Server-side poolers proxy connections at the database protocol level: pgBouncer for PostgreSQL (transaction-mode pooling: a backend connection is only held during an active transaction, not for the client’s entire session), ProxySQL for MySQL (with query routing, caching, and read/write splitting). These allow thousands of application connections to multiplex onto a smaller number of actual database connections.

Client-side pools (HikariCP for Java, pgx pool for Go, psycopg3 pool for Python) sit in the application process. They are simpler and avoid a network hop to the proxy, but each application instance has its own pool, so total connections to the database = instances * pool_size.

TCP Fast Open

TCP Fast Open (TFO, RFC 7413) reduces connection establishment latency for repeat connections by allowing data to be sent in the SYN packet, eliminating 1 RTT.

The mechanism uses a TFO cookie: an HMAC-based token tied to the client’s IP address, generated by the server and stored by the client.

First connection (cookie request): client sends SYN with a TFO cookie request option. Server generates a cookie (HMAC(secret, client_IP)) and returns it in SYN-ACK. Client stores the cookie for future connections to this server.

Subsequent connections: client sends SYN + TFO cookie option + application data. Server validates the cookie: if valid, it passes the data to the application immediately, before the handshake completes. Server sends SYN-ACK + response data (if available). The final ACK from the client completes the handshake.

This saves 1 RTT for repeat connections — critical for short-lived connections like HTTP/1.1 without keep-alive, or for latency-sensitive RPC calls. TFO is supported in Linux (client since 3.6, server since 3.7) and requires TCP_FASTOPEN socket option or net.ipv4.tcp_fastopen sysctl.

TFO has limitations: the SYN data can be replayed by the network (delayed duplicate SYN), so TFO is only safe for idempotent requests. HTTP GET is safe; POST with side effects is not. Additionally, some middleboxes (firewalls, NAT devices) drop SYN packets with unknown options, breaking TFO — TFO implementations fall back to normal handshake on failure.

What happens during the TCP three-way handshake?

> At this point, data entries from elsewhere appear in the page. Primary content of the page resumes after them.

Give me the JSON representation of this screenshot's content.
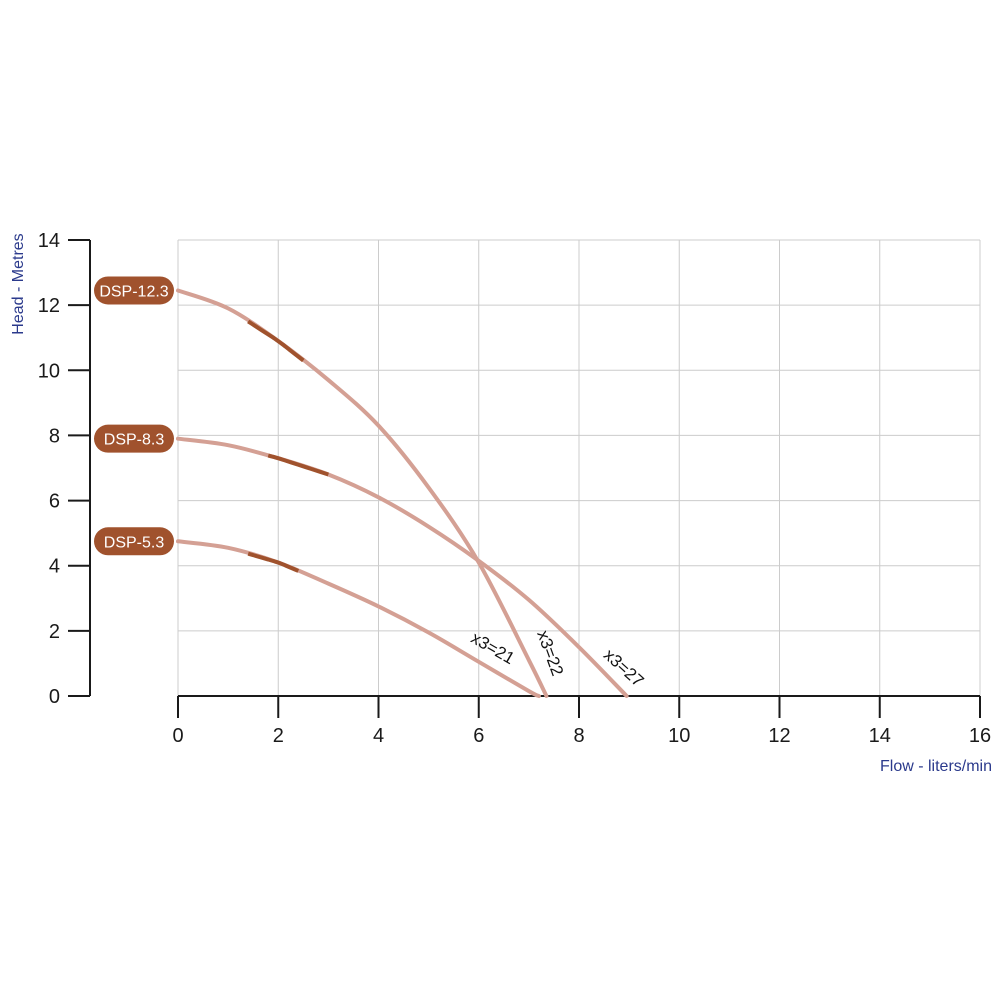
{
  "chart_data": {
    "type": "line",
    "title": "",
    "xlabel": "Flow - liters/min",
    "ylabel": "Head - Metres",
    "xlim": [
      0,
      16
    ],
    "ylim": [
      0,
      14
    ],
    "x_ticks": [
      0,
      2,
      4,
      6,
      8,
      10,
      12,
      14,
      16
    ],
    "y_ticks": [
      0,
      2,
      4,
      6,
      8,
      10,
      12,
      14
    ],
    "grid": true,
    "colors": {
      "curve": "#d4a094",
      "highlight": "#a0522d",
      "pill": "#a0522d",
      "axis": "#1a1a1a",
      "grid": "#cccccc",
      "axis_title": "#2b3a8c"
    },
    "series": [
      {
        "name": "DSP-12.3",
        "curve_label": "x3=22",
        "x": [
          0,
          1,
          2,
          3,
          4,
          5,
          6,
          7,
          7.35
        ],
        "y": [
          12.45,
          11.9,
          10.9,
          9.7,
          8.3,
          6.4,
          4.1,
          1.1,
          0
        ],
        "highlight_x": [
          1.4,
          2.5
        ]
      },
      {
        "name": "DSP-8.3",
        "curve_label": "x3=27",
        "x": [
          0,
          1,
          2,
          3,
          4,
          5,
          6,
          7,
          8,
          8.95
        ],
        "y": [
          7.9,
          7.7,
          7.3,
          6.8,
          6.1,
          5.2,
          4.15,
          2.95,
          1.5,
          0
        ],
        "highlight_x": [
          1.8,
          3.0
        ]
      },
      {
        "name": "DSP-5.3",
        "curve_label": "x3=21",
        "x": [
          0,
          1,
          2,
          3,
          4,
          5,
          6,
          7,
          7.2
        ],
        "y": [
          4.75,
          4.55,
          4.1,
          3.45,
          2.75,
          1.95,
          1.05,
          0.15,
          0
        ],
        "highlight_x": [
          1.4,
          2.4
        ]
      }
    ]
  }
}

The client sends SYN with its initial sequence number. The server responds with SYN-ACK, acknowledging the client ISN and sending its own ISN. The client sends ACK, acknowledging the server ISN. After this exchange, both sides have synchronized sequence numbers and the connection enters ESTABLISHED state. Each SYN consumes one sequence number.

What is the TCP TIME_WAIT state and why does it exist?

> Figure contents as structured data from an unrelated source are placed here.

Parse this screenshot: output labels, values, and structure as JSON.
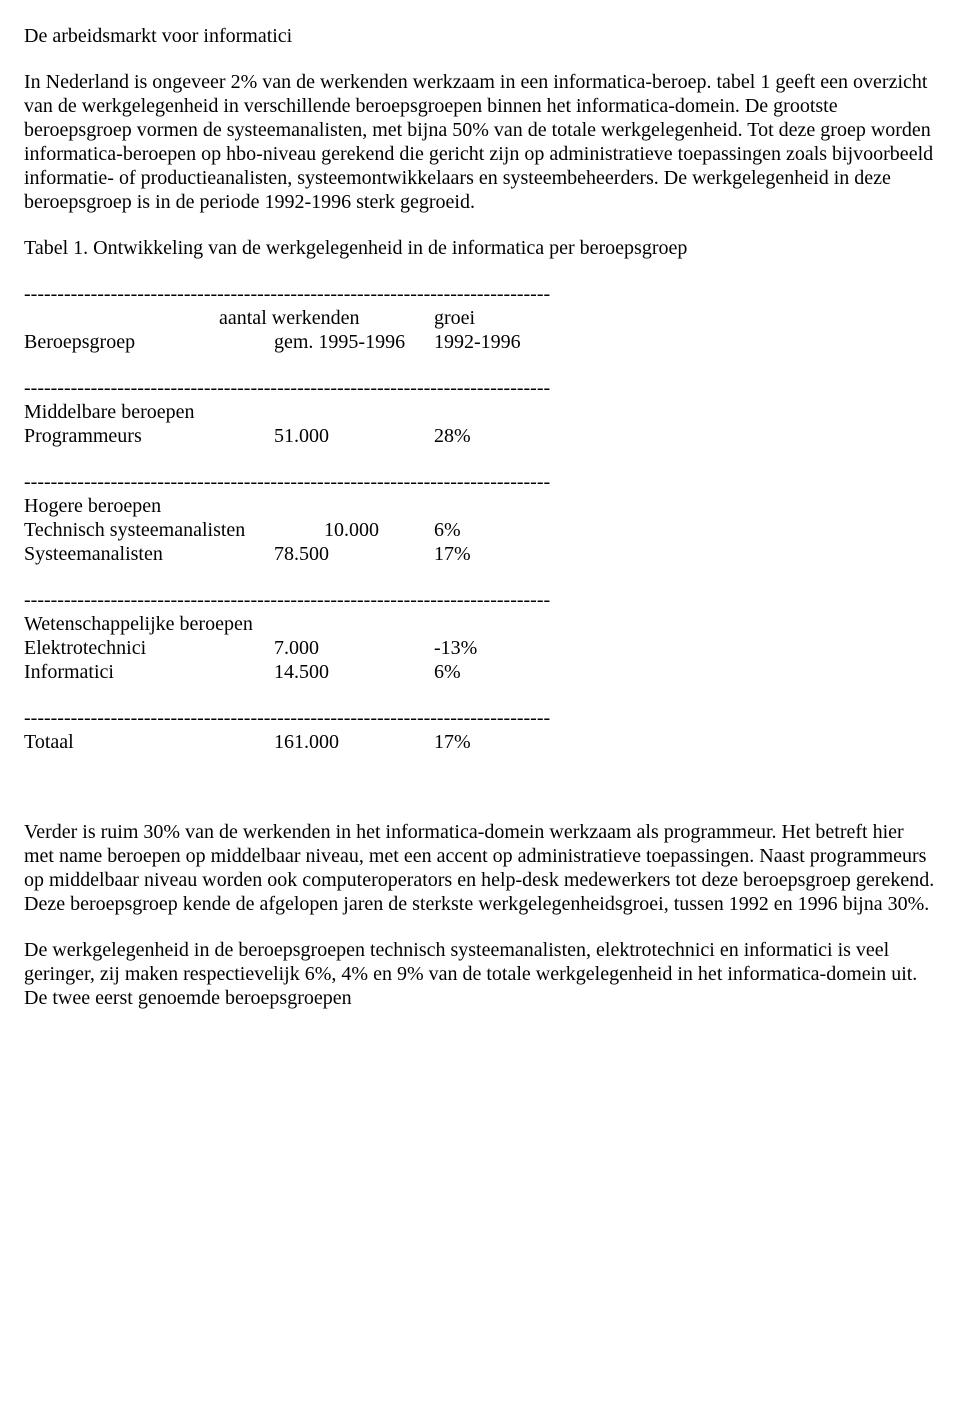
{
  "title": "De arbeidsmarkt voor informatici",
  "paragraph1": "In Nederland is ongeveer 2% van de werkenden werkzaam in een informatica-beroep. tabel 1 geeft een overzicht van de werkgelegenheid in verschillende beroepsgroepen binnen het informatica-domein. De grootste beroepsgroep vormen de systeemanalisten, met bijna 50% van de totale werkgelegenheid. Tot deze groep worden informatica-beroepen op hbo-niveau gerekend die gericht zijn op administratieve toepassingen zoals bijvoorbeeld informatie- of productieanalisten, systeemontwikkelaars en systeembeheerders. De werkgelegenheid in deze beroepsgroep is in de periode 1992-1996 sterk gegroeid.",
  "table_caption": "Tabel 1. Ontwikkeling van de werkgelegenheid in de informatica per beroepsgroep",
  "divider": "-------------------------------------------------------------------------------",
  "headers": {
    "aantal": "aantal werkenden",
    "groei": "groei",
    "beroepsgroep": "Beroepsgroep",
    "gem": "gem. 1995-1996",
    "jaren": "1992-1996"
  },
  "sections": {
    "middelbaar": "Middelbare beroepen",
    "hogere": "Hogere beroepen",
    "wetenschappelijke": "Wetenschappelijke beroepen"
  },
  "rows": {
    "programmeurs": {
      "label": "Programmeurs",
      "aantal": "51.000",
      "groei": "28%"
    },
    "tech_systeem": {
      "label": "Technisch systeemanalisten",
      "aantal": "10.000",
      "groei": "6%"
    },
    "systeem": {
      "label": "Systeemanalisten",
      "aantal": "78.500",
      "groei": "17%"
    },
    "elektro": {
      "label": "Elektrotechnici",
      "aantal": "7.000",
      "groei": "-13%"
    },
    "informatici": {
      "label": "Informatici",
      "aantal": "14.500",
      "groei": "6%"
    },
    "totaal": {
      "label": "Totaal",
      "aantal": "161.000",
      "groei": "17%"
    }
  },
  "paragraph2": "Verder is ruim 30% van de werkenden in het informatica-domein werkzaam als programmeur. Het betreft hier met name beroepen op middelbaar niveau, met een accent op administratieve toepassingen. Naast programmeurs op middelbaar niveau worden ook computeroperators en help-desk medewerkers tot deze beroepsgroep gerekend. Deze beroepsgroep kende de afgelopen jaren de sterkste werkgelegenheidsgroei, tussen 1992 en 1996 bijna 30%.",
  "paragraph3": "De werkgelegenheid in de beroepsgroepen technisch systeemanalisten, elektrotechnici en informatici is veel geringer, zij maken respectievelijk 6%, 4% en 9% van de totale werkgelegenheid in het informatica-domein uit. De twee eerst genoemde beroepsgroepen"
}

After sending FIN and receiving the peer’s FIN-ACK, the active closer enters TIME_WAIT for 2*MSL (Maximum Segment Lifetime, typically 60 seconds). TIME_WAIT ensures the final ACK reaches the peer (if lost, the peer retransmits FIN and the closer can re-ACK). It also prevents old duplicate segments from a previous connection from being interpreted as new data on a reused port+address pair.

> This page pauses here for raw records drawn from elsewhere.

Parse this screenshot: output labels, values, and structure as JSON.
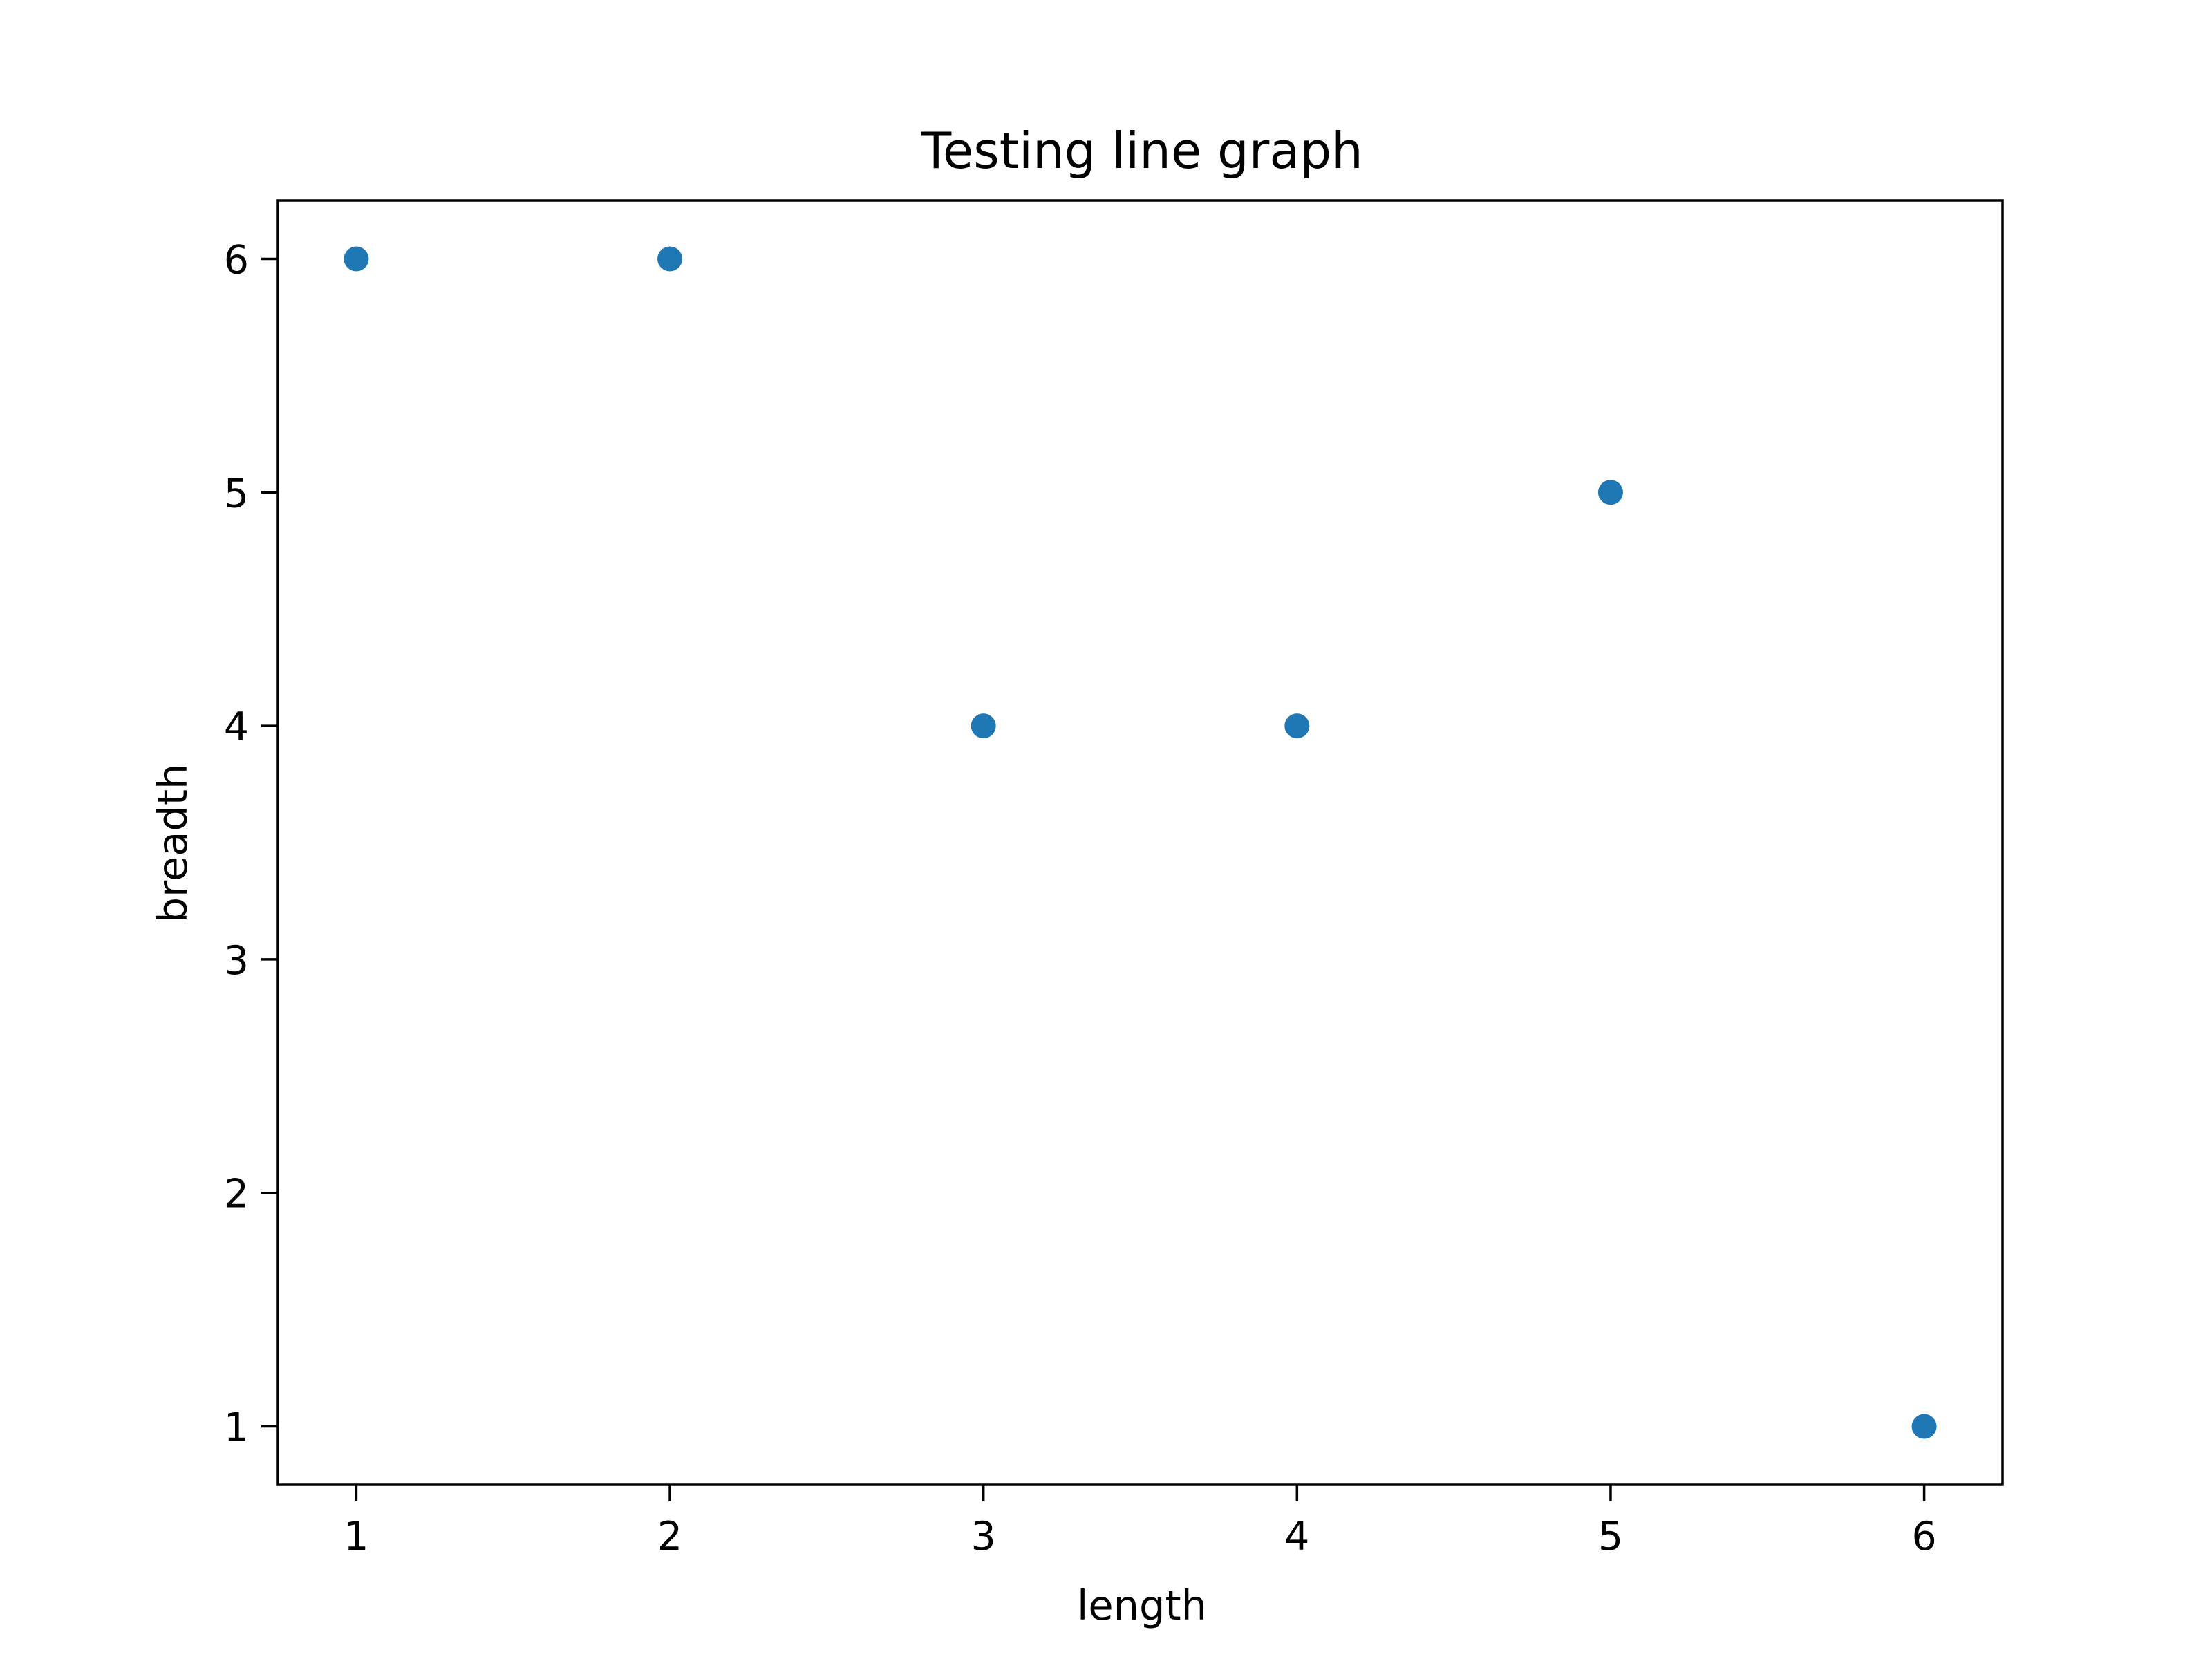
{
  "chart_data": {
    "type": "scatter",
    "title": "Testing line graph",
    "xlabel": "length",
    "ylabel": "breadth",
    "x": [
      1,
      2,
      3,
      4,
      5,
      6
    ],
    "y": [
      6,
      6,
      4,
      4,
      5,
      1
    ],
    "xlim": [
      0.75,
      6.25
    ],
    "ylim": [
      0.75,
      6.25
    ],
    "xticks": [
      1,
      2,
      3,
      4,
      5,
      6
    ],
    "yticks": [
      1,
      2,
      3,
      4,
      5,
      6
    ],
    "marker_color": "#1f77b4",
    "grid": false,
    "legend": "none"
  }
}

How does TCP flow control work?

The receiver advertises a receive window (rwnd) in each ACK — the amount of buffer space available. The sender limits in-flight bytes to min(cwnd, rwnd). If rwnd drops to zero, the sender pauses and probes with 1-byte window probe segments until the receiver advertises a non-zero window. This prevents the sender from overwhelming the receiver.

What is TCP Fast Open (TFO)?

TFO reduces connection latency by allowing data to be sent in the SYN packet. The client first performs a regular handshake and receives a TFO cookie from the server. On subsequent connections, the client includes the cookie and data in the SYN. The server validates the cookie and processes the data without waiting for the handshake to complete, saving one round trip.

How does TCP congestion control work in CUBIC?

CUBIC is the default congestion control in Linux. It uses a cubic function of time since the last congestion event to compute the congestion window, rather than the linear increase of Reno. CUBIC is aggressive in recovering bandwidth after a loss event: it quickly approaches the previous maximum window, then probes slowly. This makes CUBIC efficient for high-bandwidth, high-latency networks.